My heart is thudding in nervous anticipation. I’m not even in London. Far removed from any allegiance to the crown and I’m excited. Come on. This is a commoner marrying a Prince. This is Cinderella happening in real life, never mind that this Prince and his Cinderella lived in for well over a few years, and thank the lord no one is going ape shit anymore about how the future queen of England needs to be a virgin, look how happy a marriage that made for Princess Diana, god bless her soul.
I’m a sucker for a fairytale romance. Sigh. What can I say? I grew up on a steady diet of Princesses being elevated to top dog in palaces simply by winning the hearts over of random Princes by getting themselves in trouble and being incredibly pretty. Ah well, I learnt from the stereotype and bagged my uncrowned (but definitely documented royalty) Prince by getting myself into situations he needed to come and rescue me from time and again, like going to college during curfew time, getting stuck in university on a day when the heavens flooded the city and so one so forth. Princes of yesteryear, read twenty years ago, were nicer too, they came up galloping on their trusty Bajaj scooters to rescue one. Modern day princes just expect you to get yourself out of the situation you’ve got yourself into, they’re too busy applying the sunscreen and fairness creams out there in the market for them.
Ah well, I digress.
50 minutes to countdown, says the ticker on the Royal Channel on Youtube. Pray that the electricity and the net connection behaves. I see the guests filing into Westminster Abby, with hats which are absolute frights what with dead birds and assorted plumage sticking out oddly, sure to impair viewing of the ceremony of those unfortunate enough to be seated behind. Some of the tophats, to go back to Plum’s Uncle Fred, are just begging to be knocked off by a quick well aimed pebble. I’m marvelling at the amazing restraint in colour shown by the women, if this was India, the guests would have blazed in every colour in the spectrum, with the bride obliged to wear the brightest blingiest thing ever, along with every item of jewellery in her trousseau box just so that she stands out. Here the palette is muted pastels, and soft hues. Everyone considerate enough so they don’t outshine the bride. Not that, one thinks, that could be technically possible.
44 minutes to go.
Kate must be a mass of nerves now. Her dress and make up will be in place, her hair will be done, her stomach will be churning with anxiety, she will be wondering how life will change for her completely once this is one, and how irrevocable the split from being ornery Kate Middleton to the Duchess of Cambridge will be. I know the feeling. Ah well, not of being Duchess of Cambridge, but the anxiety that grips the pit of the intestines just before one squares one’s shoulders and gets on with it, and goes out, smiling beautifully in order to be the most radiant bride one could possibly be.
39 minutes to go
I think back to Kate’s deceased mother in law and think of the giant sized shoes her feet are being thrust into. There seems to be already pressure for her to emerge as a style icon in the manner of the late Lady Di, something she seems to be capable of doing, but whether she can be the People’s Princess is something only time will tell.
30 minutes to go
And I’m tempted to get into the only formal morning dress I own and practise my curtsies. I feel swept along by the anticipation and the energy surrounding this event, though for the life of me I dont know why I should be, the larger than life ness of it all overwhelms me. I live vicariously.
25 minutes to go
I’ve polished my eyeballs and am sitting down for the show. Damn. I’m teary eyed already. Irrevocable proof that I’m now a matron, that I cry at weddings, even before they start, that too of folks I don’t even know.
20 minutes to go
Damn. I wonder what her dress will be like.

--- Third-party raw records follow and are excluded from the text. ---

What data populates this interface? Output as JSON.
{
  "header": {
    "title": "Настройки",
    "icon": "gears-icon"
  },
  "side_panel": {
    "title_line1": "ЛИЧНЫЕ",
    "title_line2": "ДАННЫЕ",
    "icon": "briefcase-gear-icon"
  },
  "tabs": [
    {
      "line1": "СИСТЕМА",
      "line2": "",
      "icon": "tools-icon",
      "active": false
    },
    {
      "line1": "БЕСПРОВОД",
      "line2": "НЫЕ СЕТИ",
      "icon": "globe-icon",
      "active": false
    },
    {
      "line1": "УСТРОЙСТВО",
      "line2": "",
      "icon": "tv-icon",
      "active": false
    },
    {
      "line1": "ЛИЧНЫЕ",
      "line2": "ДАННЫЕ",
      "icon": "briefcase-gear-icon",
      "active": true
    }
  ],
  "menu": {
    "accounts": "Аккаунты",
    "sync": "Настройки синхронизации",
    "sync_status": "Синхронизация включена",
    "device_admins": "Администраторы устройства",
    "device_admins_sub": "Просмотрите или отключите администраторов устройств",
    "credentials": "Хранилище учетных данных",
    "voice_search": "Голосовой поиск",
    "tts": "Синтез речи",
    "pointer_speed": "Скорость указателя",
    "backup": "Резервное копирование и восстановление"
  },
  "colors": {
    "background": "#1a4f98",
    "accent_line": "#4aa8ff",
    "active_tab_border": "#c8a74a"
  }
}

Okay. Am off. Over and out.


About Kiran Manral

Kiran Manral published her first book, The Reluctant Detective in 2011. Since then, she has published nine books across genres till date. Her books include romance and chicklit with Once Upon A Crush (2014), All Aboard (2015), Saving Maya (2017); horror with The Face at the Window (2016), psychological thriller with Missing, Presumed Dead (2018) and nonfiction with Karmic Kids (2015), A Boy’s Guide to Growing Up (2016) and True Love Stories (2017). Her short stories have been published on Juggernaut, in magazines like Verve and Cosmopolitan, and have been part of anthologies like Chicken Soup for the Soul, Have a Safe Journey (2017) and Boo (2017). Her articles and columns have appeared in the Times of India, Tehelka, DNA, Yowoto, Shethepeople, New Woman, Femina, Verve, Elle, Cosmopolitan, Conde Nast Traveller, DB Post, The Telegraph, the Asian Age, iDiva, TheDailyO and more. She was shortlisted for the Femina Women Awards 2017 for Literary Contribution. In 2018, she was awarded the International Women's Day award for literary excellence by ICUNR and Ministry of Women and Children, Government of India. She is a TEDx speaker and a mentor with Vital Voices Global Mentoring Walk 2017.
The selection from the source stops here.